Founded in 2008, the DCVLP has 241 volunteer lawyers-- mostly stay-at-home moms, housewives, and unemployed graduates-- who handle pro bono cases in the areas of domestic violence, child custody, and foster care. Among the group there are 45 open cases at any given time, but this figure could easily double if the group had more funding to cover the additional operational and administrative costs, DCVLP president Jenny Brody told HuffPost.
The idea began with Brody, a Harvard Law School graduate, who left a high-flying corporate law career 15 years ago to raise three children. By 2007, her children were in school and Brody found herself with the time and means to re-enter her legal practice as a pro bono lawyer.
Around the same time, she met two other mothers with similar goals, Karen Backer Marcou and Marla Spindel. The three women decided to put thought to action: they split the numerous start-up costs associated with running a pro bono practice such as malpractice insurance, a Lexis Nexis account, a virtual office address, filing fees, etc.

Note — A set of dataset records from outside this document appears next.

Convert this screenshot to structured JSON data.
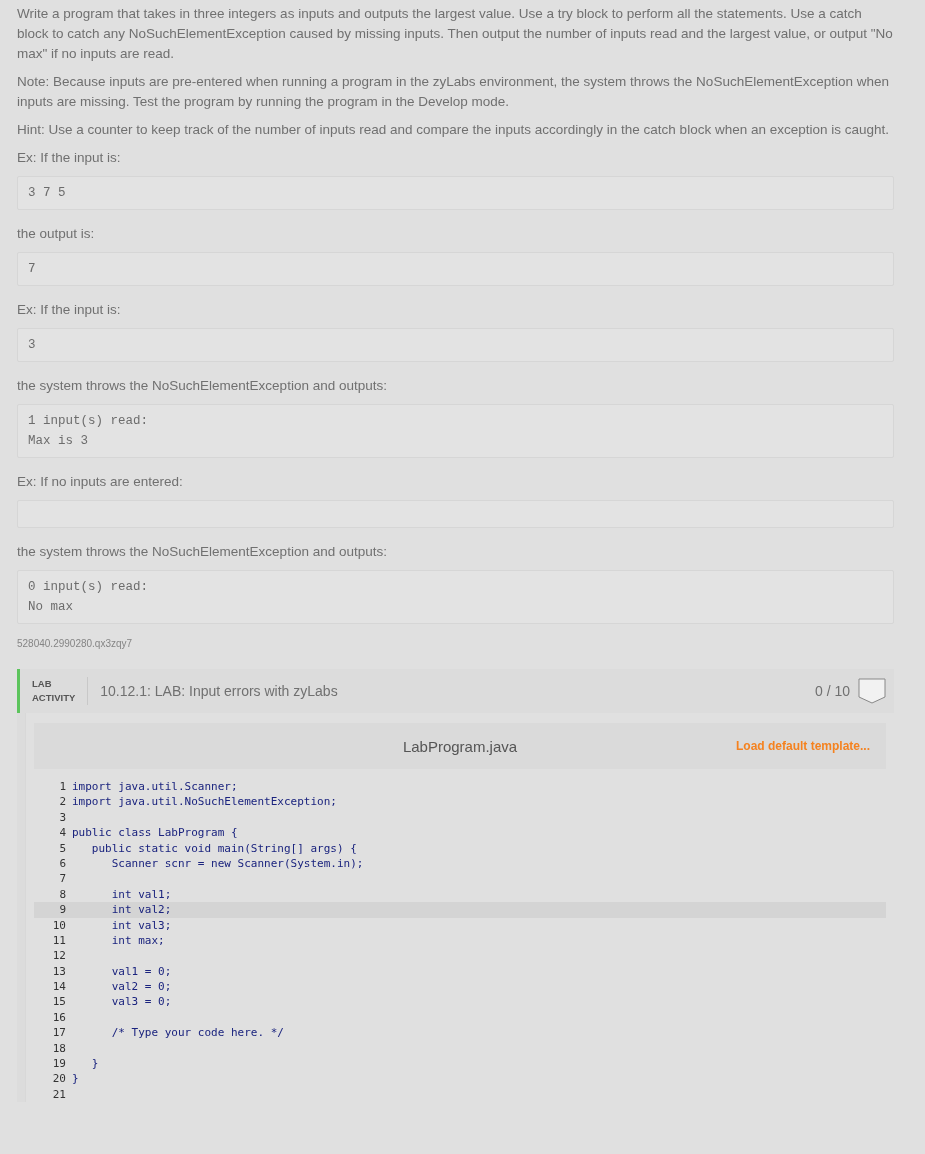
{
  "instructions": [
    {
      "kind": "paragraph",
      "text": "Write a program that takes in three integers as inputs and outputs the largest value. Use a try block to perform all the statements. Use a catch block to catch any NoSuchElementException caused by missing inputs. Then output the number of inputs read and the largest value, or output \"No max\" if no inputs are read."
    },
    {
      "kind": "paragraph",
      "text": "Note: Because inputs are pre-entered when running a program in the zyLabs environment, the system throws the NoSuchElementException when inputs are missing. Test the program by running the program in the Develop mode."
    },
    {
      "kind": "paragraph",
      "text": "Hint: Use a counter to keep track of the number of inputs read and compare the inputs accordingly in the catch block when an exception is caught."
    },
    {
      "kind": "paragraph",
      "text": "Ex: If the input is:"
    },
    {
      "kind": "sample",
      "lines": [
        "3 7 5"
      ]
    },
    {
      "kind": "paragraph",
      "text": "the output is:"
    },
    {
      "kind": "sample",
      "lines": [
        "7"
      ]
    },
    {
      "kind": "paragraph",
      "text": "Ex: If the input is:"
    },
    {
      "kind": "sample",
      "lines": [
        "3"
      ]
    },
    {
      "kind": "paragraph",
      "text": "the system throws the NoSuchElementException and outputs:"
    },
    {
      "kind": "sample",
      "lines": [
        "1 input(s) read:",
        "Max is 3"
      ]
    },
    {
      "kind": "paragraph",
      "text": "Ex: If no inputs are entered:"
    },
    {
      "kind": "sample"
    },
    {
      "kind": "paragraph",
      "text": "the system throws the NoSuchElementException and outputs:"
    },
    {
      "kind": "sample",
      "lines": [
        "0 input(s) read:",
        "No max"
      ]
    },
    {
      "kind": "id",
      "text": "528040.2990280.qx3zqy7"
    }
  ],
  "lab": {
    "label_top": "LAB",
    "label_bottom": "ACTIVITY",
    "title": "10.12.1: LAB: Input errors with zyLabs",
    "score": "0 / 10",
    "complete": false
  },
  "editor": {
    "filename": "LabProgram.java",
    "template_link": "Load default template...",
    "lines": [
      {
        "number": "1",
        "text": "import java.util.Scanner;",
        "active": false
      },
      {
        "number": "2",
        "text": "import java.util.NoSuchElementException;",
        "active": false
      },
      {
        "number": "3",
        "active": false
      },
      {
        "number": "4",
        "text": "public class LabProgram {",
        "active": false
      },
      {
        "number": "5",
        "text": "   public static void main(String[] args) {",
        "active": false
      },
      {
        "number": "6",
        "text": "      Scanner scnr = new Scanner(System.in);",
        "active": false
      },
      {
        "number": "7",
        "active": false
      },
      {
        "number": "8",
        "text": "      int val1;",
        "active": false
      },
      {
        "number": "9",
        "text": "      int val2;",
        "active": true
      },
      {
        "number": "10",
        "text": "      int val3;",
        "active": false
      },
      {
        "number": "11",
        "text": "      int max;",
        "active": false
      },
      {
        "number": "12",
        "active": false
      },
      {
        "number": "13",
        "text": "      val1 = 0;",
        "active": false
      },
      {
        "number": "14",
        "text": "      val2 = 0;",
        "active": false
      },
      {
        "number": "15",
        "text": "      val3 = 0;",
        "active": false
      },
      {
        "number": "16",
        "active": false
      },
      {
        "number": "17",
        "text": "      /* Type your code here. */",
        "active": false
      },
      {
        "number": "18",
        "active": false
      },
      {
        "number": "19",
        "text": "   }",
        "active": false
      },
      {
        "number": "20",
        "text": "}",
        "active": false
      },
      {
        "number": "21",
        "active": false
      }
    ]
  }
}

Surprisingly, none of the founders had ever worked in family law before. But Brody credits being a mother and meeting other strong, intelligent women for fueling her current passion for serving women and children.

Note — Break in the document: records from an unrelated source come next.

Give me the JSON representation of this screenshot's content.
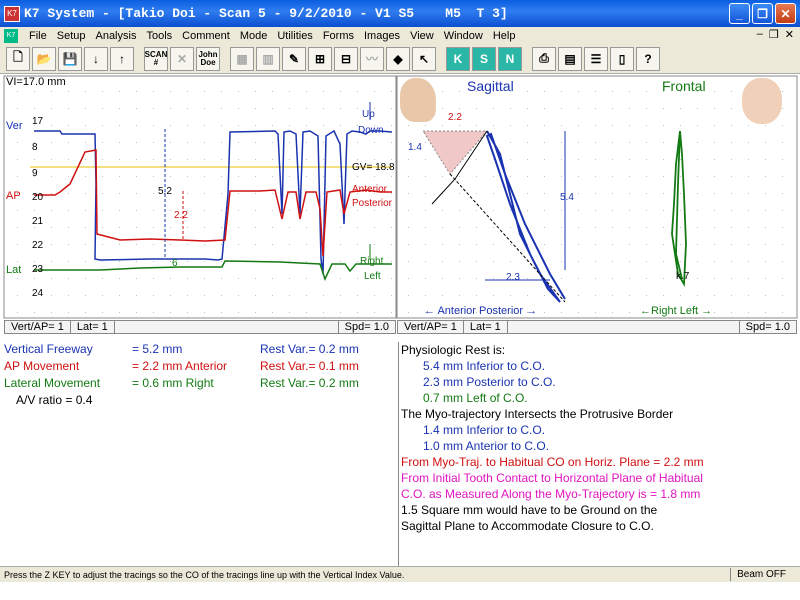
{
  "window": {
    "title": "K7 System - [Takio Doi - Scan 5 - 9/2/2010 - V1 S5    M5  T 3]",
    "app_icon": "K7"
  },
  "menu": [
    "File",
    "Setup",
    "Analysis",
    "Tools",
    "Comment",
    "Mode",
    "Utilities",
    "Forms",
    "Images",
    "View",
    "Window",
    "Help"
  ],
  "toolbar": {
    "scan_label": "SCAN #",
    "john_doe_label": "John Doe"
  },
  "plot_left": {
    "vi_label": "VI=17.0 mm",
    "ver_label": "Ver",
    "ap_label": "AP",
    "lat_label": "Lat",
    "ticks": [
      "17",
      "8",
      "9",
      "20",
      "21",
      "22",
      "23",
      "24"
    ],
    "up": "Up",
    "down": "Down",
    "gv": "GV= 18.8",
    "anterior": "Anterior",
    "posterior": "Posterior",
    "right": "Right",
    "left": "Left",
    "m52": "5.2",
    "m22": "2.2",
    "m6": "6"
  },
  "plot_right": {
    "sagittal": "Sagittal",
    "frontal": "Frontal",
    "m22": "2.2",
    "m14": "1.4",
    "m54": "5.4",
    "m23": "2.3",
    "m7": "k.7",
    "ant_post": "← Anterior   Posterior →",
    "right_left": "←Right    Left →"
  },
  "status_left": {
    "vert_ap": "Vert/AP= 1",
    "lat": "Lat= 1",
    "spd": "Spd= 1.0"
  },
  "status_right": {
    "vert_ap": "Vert/AP= 1",
    "lat": "Lat= 1",
    "spd": "Spd= 1.0"
  },
  "metrics": [
    {
      "label": "Vertical Freeway",
      "value": "= 5.2 mm",
      "var": "Rest Var.= 0.2 mm"
    },
    {
      "label": "AP Movement",
      "value": "= 2.2 mm Anterior",
      "var": "Rest Var.= 0.1 mm"
    },
    {
      "label": "Lateral Movement",
      "value": "= 0.6 mm Right",
      "var": "Rest Var.= 0.2 mm"
    }
  ],
  "av_ratio": "A/V ratio = 0.4",
  "summary": {
    "heading": "Physiologic Rest is:",
    "rest1": "5.4 mm Inferior to C.O.",
    "rest2": "2.3 mm Posterior to C.O.",
    "rest3": "0.7 mm Left of C.O.",
    "myo_heading": "The Myo-trajectory Intersects the Protrusive Border",
    "myo1": "1.4 mm Inferior to C.O.",
    "myo2": "1.0 mm Anterior to C.O.",
    "horiz": "From Myo-Traj. to Habitual CO on Horiz. Plane =  2.2 mm",
    "initial1": "From Initial Tooth Contact to Horizontal Plane of Habitual",
    "initial2": "C.O. as Measured Along the Myo-Trajectory is = 1.8 mm",
    "ground1": "1.5  Square mm would have to be Ground on the",
    "ground2": "Sagittal Plane to  Accommodate Closure to C.O."
  },
  "statusbar": {
    "hint": "Press the  Z KEY  to adjust the tracings so the CO of the tracings line up with the Vertical Index Value.",
    "beam": "Beam OFF"
  },
  "colors": {
    "blue": "#1a33b0",
    "red": "#d01010",
    "green": "#137a13",
    "magenta": "#e014c0",
    "titlebar": "#0b4fd0"
  }
}
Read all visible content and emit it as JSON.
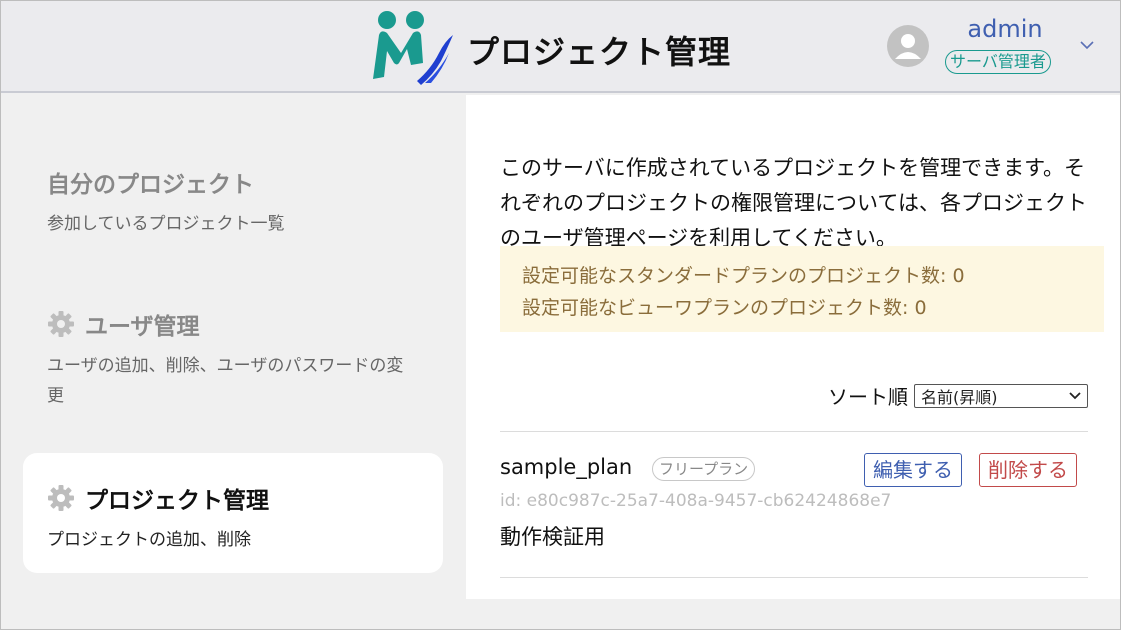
{
  "header": {
    "app_title": "プロジェクト管理",
    "user": {
      "name": "admin",
      "role": "サーバ管理者"
    },
    "icons": [
      "app-logo-icon",
      "user-avatar-icon",
      "chevron-down-icon"
    ]
  },
  "sidebar": {
    "items": [
      {
        "title": "自分のプロジェクト",
        "desc": "参加しているプロジェクト一覧",
        "icon": ""
      },
      {
        "title": "ユーザ管理",
        "desc": "ユーザの追加、削除、ユーザのパスワードの変更",
        "icon": "gear-icon"
      },
      {
        "title": "プロジェクト管理",
        "desc": "プロジェクトの追加、削除",
        "icon": "gear-icon"
      }
    ]
  },
  "main": {
    "intro": "このサーバに作成されているプロジェクトを管理できます。それぞれのプロジェクトの権限管理については、各プロジェクトのユーザ管理ページを利用してください。",
    "notice": {
      "standard": "設定可能なスタンダードプランのプロジェクト数: 0",
      "viewer": "設定可能なビューワプランのプロジェクト数: 0"
    },
    "sort": {
      "label": "ソート順",
      "selected": "名前(昇順)"
    },
    "projects": [
      {
        "name": "sample_plan",
        "plan": "フリープラン",
        "id": "id: e80c987c-25a7-408a-9457-cb62424868e7",
        "description": "動作検証用",
        "edit_label": "編集する",
        "delete_label": "削除する"
      }
    ]
  },
  "colors": {
    "accent_blue": "#3f5fb0",
    "teal": "#1a9a8f",
    "danger": "#c24a4a",
    "notice_bg": "#fdf7e1",
    "notice_text": "#8a6d3b"
  }
}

"All but one of us had done family law before, most of us were corporate lawyers, but since becoming mothers we can all relate to the need to keep women and children safe," she says. "Our volunteers feel a strong sense of commitment to all of our clients. We're all from middle class families who can afford not to work, and it is incredibly rewarding being able to help these women in need."
Despite an illustrious legal career-- like clerking for Hon. Irving L. Goldberg, litigating for the the Department of Justice, and working at a private law firm-- Brody says this is the closest she's ever come to doing what she's always wanted to do with her law degree. "Most lawyers are fairly idealistic when they go to law school," Brody said, "but we lose sight of our ideals.... Doing this work reminds of us of why we went to law school in the first place."